Fundacja szukała ochotników przez internet. Udało się zabrać wymaganą grupę 60 osób - młodzież w wieku od 12 do 18 lat. Eksperyment potrwa tydzień, od 14 do 20 marca.
- Zasady są proste: każdy wybiera sobie w ciągu tego tygodnia trzy dni pod rząd, w których dobrowolnie odetnie się od sieci. W tym czasie będą prowadzić dziennik, aby opisywać swoje odczucia i to co robili. W każdej chwili, jeśli nie dadzą rady, mogą zrezygnować i wrócić do sieci. Jeśli jednak będą chcieli ponownie spróbować i zmieszczą się w wyznaczonym czasie, to mogą podjąć próbę jeszcze raz. Muszą jednak wtedy zapisać, dlaczego zdecydowali się na przerwę - wyjaśnia.
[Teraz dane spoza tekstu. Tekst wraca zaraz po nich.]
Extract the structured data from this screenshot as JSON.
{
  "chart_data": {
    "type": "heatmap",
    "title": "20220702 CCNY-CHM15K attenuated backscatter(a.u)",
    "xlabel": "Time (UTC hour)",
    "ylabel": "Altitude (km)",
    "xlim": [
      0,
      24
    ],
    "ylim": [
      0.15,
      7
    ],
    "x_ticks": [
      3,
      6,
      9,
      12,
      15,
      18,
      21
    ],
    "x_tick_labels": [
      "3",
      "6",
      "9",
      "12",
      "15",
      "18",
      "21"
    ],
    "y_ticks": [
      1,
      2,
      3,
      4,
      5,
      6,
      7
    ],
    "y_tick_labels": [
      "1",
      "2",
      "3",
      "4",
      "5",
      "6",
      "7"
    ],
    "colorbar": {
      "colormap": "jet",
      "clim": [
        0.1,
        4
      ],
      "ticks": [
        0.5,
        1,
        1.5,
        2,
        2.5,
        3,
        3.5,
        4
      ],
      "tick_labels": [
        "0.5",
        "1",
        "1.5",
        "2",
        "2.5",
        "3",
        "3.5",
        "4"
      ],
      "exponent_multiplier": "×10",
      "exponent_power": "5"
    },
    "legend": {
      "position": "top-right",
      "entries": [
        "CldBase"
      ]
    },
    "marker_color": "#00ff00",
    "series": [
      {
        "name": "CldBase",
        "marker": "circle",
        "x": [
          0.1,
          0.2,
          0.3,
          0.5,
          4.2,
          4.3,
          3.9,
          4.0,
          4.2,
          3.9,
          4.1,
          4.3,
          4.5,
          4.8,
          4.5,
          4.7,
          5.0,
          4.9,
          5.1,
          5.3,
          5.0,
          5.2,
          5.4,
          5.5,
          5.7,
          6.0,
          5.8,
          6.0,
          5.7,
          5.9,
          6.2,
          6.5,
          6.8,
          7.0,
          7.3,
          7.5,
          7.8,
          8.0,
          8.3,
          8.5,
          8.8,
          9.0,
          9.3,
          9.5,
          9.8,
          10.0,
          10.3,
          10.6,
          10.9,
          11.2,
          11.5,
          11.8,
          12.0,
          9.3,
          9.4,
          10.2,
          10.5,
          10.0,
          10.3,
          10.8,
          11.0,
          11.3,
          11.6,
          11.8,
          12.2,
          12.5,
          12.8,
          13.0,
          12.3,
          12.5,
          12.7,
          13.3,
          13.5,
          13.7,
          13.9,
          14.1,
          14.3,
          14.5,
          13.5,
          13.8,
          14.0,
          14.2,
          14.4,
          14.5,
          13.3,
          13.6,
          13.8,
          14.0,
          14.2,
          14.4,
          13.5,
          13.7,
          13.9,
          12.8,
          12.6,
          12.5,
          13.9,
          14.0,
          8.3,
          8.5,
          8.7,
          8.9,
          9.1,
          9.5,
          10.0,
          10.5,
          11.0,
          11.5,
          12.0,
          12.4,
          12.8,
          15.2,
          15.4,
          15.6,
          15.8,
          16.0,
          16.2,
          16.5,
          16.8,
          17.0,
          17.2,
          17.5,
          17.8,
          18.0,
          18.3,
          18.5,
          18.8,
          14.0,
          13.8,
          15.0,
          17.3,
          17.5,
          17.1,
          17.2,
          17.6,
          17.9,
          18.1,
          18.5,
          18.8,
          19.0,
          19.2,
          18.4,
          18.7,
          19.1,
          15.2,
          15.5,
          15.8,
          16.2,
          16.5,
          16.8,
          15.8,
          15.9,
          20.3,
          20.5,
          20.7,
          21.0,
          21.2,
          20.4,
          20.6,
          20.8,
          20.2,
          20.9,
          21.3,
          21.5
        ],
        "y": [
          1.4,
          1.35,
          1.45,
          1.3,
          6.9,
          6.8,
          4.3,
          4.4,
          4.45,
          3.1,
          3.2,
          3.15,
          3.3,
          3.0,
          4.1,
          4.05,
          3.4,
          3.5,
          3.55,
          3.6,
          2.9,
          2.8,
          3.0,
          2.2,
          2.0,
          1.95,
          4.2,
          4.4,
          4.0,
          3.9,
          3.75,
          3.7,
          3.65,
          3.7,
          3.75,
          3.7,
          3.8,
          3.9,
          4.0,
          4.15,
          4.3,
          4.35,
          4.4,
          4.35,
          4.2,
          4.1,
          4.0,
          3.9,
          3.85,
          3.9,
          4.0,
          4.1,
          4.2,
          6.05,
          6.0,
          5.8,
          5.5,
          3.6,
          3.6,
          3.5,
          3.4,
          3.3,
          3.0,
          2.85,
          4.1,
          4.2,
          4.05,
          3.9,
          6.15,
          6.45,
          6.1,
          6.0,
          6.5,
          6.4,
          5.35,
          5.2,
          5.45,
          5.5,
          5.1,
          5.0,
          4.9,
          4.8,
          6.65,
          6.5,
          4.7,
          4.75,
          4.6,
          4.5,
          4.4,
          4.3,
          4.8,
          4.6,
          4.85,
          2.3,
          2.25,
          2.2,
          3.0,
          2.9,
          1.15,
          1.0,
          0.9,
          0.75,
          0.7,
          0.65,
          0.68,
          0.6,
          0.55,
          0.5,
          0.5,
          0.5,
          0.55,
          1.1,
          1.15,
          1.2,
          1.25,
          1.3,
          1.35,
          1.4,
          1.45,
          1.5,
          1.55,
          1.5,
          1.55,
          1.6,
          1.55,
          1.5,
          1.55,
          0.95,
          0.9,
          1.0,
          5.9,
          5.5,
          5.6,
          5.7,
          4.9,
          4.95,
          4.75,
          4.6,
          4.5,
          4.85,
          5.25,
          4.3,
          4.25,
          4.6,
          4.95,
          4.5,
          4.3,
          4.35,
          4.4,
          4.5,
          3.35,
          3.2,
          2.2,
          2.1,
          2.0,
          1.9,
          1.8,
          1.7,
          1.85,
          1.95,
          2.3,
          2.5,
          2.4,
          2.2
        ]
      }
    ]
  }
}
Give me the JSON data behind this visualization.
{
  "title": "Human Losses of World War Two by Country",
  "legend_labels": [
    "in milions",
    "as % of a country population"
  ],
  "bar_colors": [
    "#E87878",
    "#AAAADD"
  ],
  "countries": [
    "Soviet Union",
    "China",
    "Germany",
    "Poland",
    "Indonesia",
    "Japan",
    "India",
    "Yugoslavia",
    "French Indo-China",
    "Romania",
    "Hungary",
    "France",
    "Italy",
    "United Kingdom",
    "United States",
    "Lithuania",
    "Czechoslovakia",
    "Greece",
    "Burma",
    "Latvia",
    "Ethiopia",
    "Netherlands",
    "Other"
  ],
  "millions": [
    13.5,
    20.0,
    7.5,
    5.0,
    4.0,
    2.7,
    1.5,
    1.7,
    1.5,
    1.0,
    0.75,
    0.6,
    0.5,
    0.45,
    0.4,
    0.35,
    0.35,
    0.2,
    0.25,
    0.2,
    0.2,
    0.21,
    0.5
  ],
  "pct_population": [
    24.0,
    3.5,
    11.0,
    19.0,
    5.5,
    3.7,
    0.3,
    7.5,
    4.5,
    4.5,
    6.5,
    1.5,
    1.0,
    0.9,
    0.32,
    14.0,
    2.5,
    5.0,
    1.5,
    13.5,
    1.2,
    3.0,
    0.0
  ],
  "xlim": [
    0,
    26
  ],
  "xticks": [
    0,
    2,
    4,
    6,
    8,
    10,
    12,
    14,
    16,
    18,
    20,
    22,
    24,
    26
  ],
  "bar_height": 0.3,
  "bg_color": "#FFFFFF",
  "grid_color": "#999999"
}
W trakcie eksperymentu organizatorzy nie mają kontaktu z uczestnikami i nadzoru nad nimi. - To już zależy od nich. My ufamy, że będą rzetelnie wypełniać dziennik - dodaje Dębski.
W trakcie eksperymentu organizatorzy nie mają kontaktu z uczestnikami i nadzoru nad nimi. - To już zależy od nich. My ufamy, że będą rzetelnie wypełniać dziennik - dodaje Dębski.
Uczniowie będą musieli wykonać też 3 zadania: umówić się z kimś na kawę czy herbatę bez użycia telefonu i internetu; porozmawiać z rodzicami lub dziadkami o tym, jak to było w czasach, kiedy nie było telefonów i internetu, jak komunikowali się ludzie oraz umówić się z kolegami z klasy i w szkole wykonać plakat na temat eksperymentu.
Telefon ucieczką od codzienności
Uczniów w trakcie próby mogą wspierać rodzice. - Chciałbym, żeby moja córka się przekonała, jak to jest żyć bez telefonu i internetu – mówiła jedna z matek.
- Telefon i internet to fajne źródło informacji, jak ja byłam dzieckiem to tego nie było. Myślę jednak, że dzisiaj to spory problem, bo staje się ucieczką od codzienności – dodała inna.
Jednym z uczestników eksperymentu jest Patryk, który już zapowiada, że zamierza ten czas wykorzystać na czytanie książek i grę w planszówki. - Zawsze można użyć swojej wyobraźni, to też dobra nauka - przekonuje Patryk.
Jak mówi spotkania z kolegami z wirtualnych komunikatorów przeniesie teraz do prawdziwego życia.
- Wiele osób było pozytywnie nastawionych i chętnie podeszło do próby. Taki detoks da odpowiedź na pytanie czy są uzależnieni w jakimś stopniu od telefonu, czy internetu i jak sobie z tym radzić - podkreśla Maciej Dębski.